The kicker is that Brian and his wife showed up with baby Sophia on the same day as Jim, his wife and little Sean. I was surrounded by wet, sloppy kisses of the adorable children of two of my closest friends in life. While this was so much fun and filled my heart with joy, there was something nagging at me so deeply the entire time that even the clean baby smell wafting toward me couldn't shake it.
Sophia is 9 months and Sean is 27 months. The last time I saw that little monkey he was 9 months old. I looked at one baby who stared back at me mostly vacantly and smiled most often from gas and then to the other who was more a little person than a baby and could peer into my soul as I held back tears and say, "what's wrong Uncle Jason?" the cute squeaky voice was enough to stem the tide of the tears so I could smile and say "Nothing Sean" and mostly mean it while while I hugged him. Incidentally, I could get choked up all over again recalling the story to memory in order to write it here.

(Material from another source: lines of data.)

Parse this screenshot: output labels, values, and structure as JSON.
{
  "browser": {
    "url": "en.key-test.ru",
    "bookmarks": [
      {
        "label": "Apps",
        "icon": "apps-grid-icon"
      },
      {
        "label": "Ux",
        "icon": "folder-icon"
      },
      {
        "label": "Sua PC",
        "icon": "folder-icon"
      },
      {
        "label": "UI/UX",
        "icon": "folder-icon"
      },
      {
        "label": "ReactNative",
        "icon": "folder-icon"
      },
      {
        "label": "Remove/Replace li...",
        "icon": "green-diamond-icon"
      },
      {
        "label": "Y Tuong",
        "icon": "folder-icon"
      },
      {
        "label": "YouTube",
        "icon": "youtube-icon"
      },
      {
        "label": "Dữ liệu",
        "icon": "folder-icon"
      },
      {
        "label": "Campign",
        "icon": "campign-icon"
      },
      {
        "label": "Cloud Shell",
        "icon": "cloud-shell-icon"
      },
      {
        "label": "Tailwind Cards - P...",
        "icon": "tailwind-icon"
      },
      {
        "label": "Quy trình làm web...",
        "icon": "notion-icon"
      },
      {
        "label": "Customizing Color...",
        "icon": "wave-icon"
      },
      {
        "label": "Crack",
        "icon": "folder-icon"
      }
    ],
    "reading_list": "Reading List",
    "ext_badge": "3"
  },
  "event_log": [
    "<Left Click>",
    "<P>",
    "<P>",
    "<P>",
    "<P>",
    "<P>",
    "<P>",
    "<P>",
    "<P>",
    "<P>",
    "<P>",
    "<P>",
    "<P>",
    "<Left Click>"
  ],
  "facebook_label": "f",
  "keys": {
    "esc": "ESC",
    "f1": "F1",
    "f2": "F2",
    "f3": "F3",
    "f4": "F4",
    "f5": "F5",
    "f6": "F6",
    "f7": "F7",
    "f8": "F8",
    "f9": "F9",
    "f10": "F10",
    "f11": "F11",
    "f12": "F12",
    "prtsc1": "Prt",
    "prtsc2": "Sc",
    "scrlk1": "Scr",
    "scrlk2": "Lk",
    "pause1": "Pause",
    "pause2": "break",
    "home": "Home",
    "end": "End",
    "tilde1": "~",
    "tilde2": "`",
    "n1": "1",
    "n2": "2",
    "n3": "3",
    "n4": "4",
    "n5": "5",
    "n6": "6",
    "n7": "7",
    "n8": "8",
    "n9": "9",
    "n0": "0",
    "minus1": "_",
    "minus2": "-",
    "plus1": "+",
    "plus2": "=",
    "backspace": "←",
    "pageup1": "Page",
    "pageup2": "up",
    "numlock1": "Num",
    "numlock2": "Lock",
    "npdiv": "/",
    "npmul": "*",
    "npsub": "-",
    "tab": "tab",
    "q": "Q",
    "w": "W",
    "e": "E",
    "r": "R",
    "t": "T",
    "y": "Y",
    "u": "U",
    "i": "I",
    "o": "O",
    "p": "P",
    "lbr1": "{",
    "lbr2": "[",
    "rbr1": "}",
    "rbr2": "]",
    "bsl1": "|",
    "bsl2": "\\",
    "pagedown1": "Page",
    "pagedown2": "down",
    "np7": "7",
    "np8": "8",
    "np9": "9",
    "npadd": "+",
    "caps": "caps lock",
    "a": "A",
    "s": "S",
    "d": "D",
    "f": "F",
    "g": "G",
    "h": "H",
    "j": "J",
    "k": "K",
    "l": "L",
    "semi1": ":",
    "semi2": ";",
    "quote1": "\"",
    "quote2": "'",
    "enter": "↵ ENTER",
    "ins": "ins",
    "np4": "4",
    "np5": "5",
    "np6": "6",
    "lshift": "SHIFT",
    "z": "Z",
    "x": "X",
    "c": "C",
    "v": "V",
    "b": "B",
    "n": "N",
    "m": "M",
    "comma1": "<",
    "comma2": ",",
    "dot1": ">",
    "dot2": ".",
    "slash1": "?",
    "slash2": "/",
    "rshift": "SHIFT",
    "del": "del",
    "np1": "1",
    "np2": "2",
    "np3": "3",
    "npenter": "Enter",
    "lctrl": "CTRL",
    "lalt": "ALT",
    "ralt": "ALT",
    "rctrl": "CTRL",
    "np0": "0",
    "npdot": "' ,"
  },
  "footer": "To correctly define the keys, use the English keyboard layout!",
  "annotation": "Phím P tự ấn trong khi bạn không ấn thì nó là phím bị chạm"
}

The disparity in how they interact is obviously a function of time, but... it so clearly painted a picture for me. The felt difference in interacting with them is the exact amount of growth I had missed in Sean's life and the exact amount I've yet to miss in Sophia's - almost to the day - until I move home.
Sean is old enough to know I've left and that hurts. Sophia is too young to have a clue, making me a stranger on my return, and that hurts more. What hurts the most is that there is not a word in the English language that will explain it to either of them.
So for 20 months more I will endure and then I'll spend every available day doting on the beautiful children of my beautiful friends - all of whom have suffered at the hands of my decision to leave an entire decade prior, yet blindly supported me in my journey.